For those runners who do bunkies on a maintenance programme, do you do them before or after your run?
Ive discovered that doing them before I run is better as it elevates my heart rate and activates all the fascia lines (connective tissue) which in turn activates all the necessary muscle groups preparing me for the session ahead.
A great pre-run warm-up routine
* Ten minutes of walking. If youre able to start your workout at the gym, do ten minutes of rowing, cycling on the spinning bike or walking on the treadmill.
* Followed by bunkies. Doing six sets of six seconds on each bunkie.
* Then head out the door and have the run of your life.
And what to do if there are no bunkies at your gym?
Simply do them at the lat-pull down machine. Place a mat in front of the machine and lower the seat to the appropriate height so that your shoulders and feet are in line when performing the movement (pictured).
Got your own innovative way of performing bunkies?
Tell us about it and send your photos to online editor Kari Peters email@example.com. Use the subject line: BUNKIES. They may even get posted on the site.

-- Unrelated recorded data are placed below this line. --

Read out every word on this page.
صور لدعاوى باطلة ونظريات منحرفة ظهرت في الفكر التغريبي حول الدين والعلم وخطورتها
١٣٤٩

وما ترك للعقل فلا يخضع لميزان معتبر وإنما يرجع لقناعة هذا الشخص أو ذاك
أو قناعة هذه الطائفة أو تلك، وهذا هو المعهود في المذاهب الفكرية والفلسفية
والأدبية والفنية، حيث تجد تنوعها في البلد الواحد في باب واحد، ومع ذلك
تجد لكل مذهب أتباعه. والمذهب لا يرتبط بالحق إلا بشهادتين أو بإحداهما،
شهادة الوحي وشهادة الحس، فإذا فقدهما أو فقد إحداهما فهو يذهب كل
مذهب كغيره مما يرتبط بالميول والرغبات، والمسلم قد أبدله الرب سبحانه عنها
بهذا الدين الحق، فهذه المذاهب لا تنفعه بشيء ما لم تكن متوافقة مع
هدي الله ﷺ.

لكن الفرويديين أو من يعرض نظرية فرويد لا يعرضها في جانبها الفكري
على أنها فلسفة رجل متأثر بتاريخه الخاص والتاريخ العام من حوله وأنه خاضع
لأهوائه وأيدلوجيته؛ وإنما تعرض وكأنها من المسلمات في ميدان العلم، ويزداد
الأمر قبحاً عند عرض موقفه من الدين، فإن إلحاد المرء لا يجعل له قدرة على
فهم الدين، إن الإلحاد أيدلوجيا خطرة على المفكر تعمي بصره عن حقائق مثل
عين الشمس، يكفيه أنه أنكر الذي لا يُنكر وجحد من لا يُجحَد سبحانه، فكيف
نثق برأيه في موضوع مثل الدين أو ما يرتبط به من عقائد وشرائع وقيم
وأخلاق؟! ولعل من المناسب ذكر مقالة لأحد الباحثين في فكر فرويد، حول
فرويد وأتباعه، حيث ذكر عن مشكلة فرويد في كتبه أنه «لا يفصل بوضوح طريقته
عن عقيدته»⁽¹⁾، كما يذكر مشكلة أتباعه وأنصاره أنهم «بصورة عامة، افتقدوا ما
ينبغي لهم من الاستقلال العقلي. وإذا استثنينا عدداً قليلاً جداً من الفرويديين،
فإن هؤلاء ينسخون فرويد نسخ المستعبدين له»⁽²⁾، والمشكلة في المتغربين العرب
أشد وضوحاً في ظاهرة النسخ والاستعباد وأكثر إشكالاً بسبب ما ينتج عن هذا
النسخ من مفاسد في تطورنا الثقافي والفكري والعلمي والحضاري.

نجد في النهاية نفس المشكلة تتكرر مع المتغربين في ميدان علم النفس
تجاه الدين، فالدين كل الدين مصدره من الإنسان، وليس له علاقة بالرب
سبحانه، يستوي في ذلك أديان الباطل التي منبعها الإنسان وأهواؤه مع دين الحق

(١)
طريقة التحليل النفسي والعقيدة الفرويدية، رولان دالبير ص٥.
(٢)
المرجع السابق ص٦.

Never heard of bunkies before, see the July 2008 edition of Runners World magazine or visit Benita’s site for an illustration of all five positions.
When doing bunkies for the first time, you should be able to hold each position for 30 seconds on each side. The positions you cant hold will show which muscles need to be strengthened. Do the five-step test and ask your physio or biokineticist to give you a programme.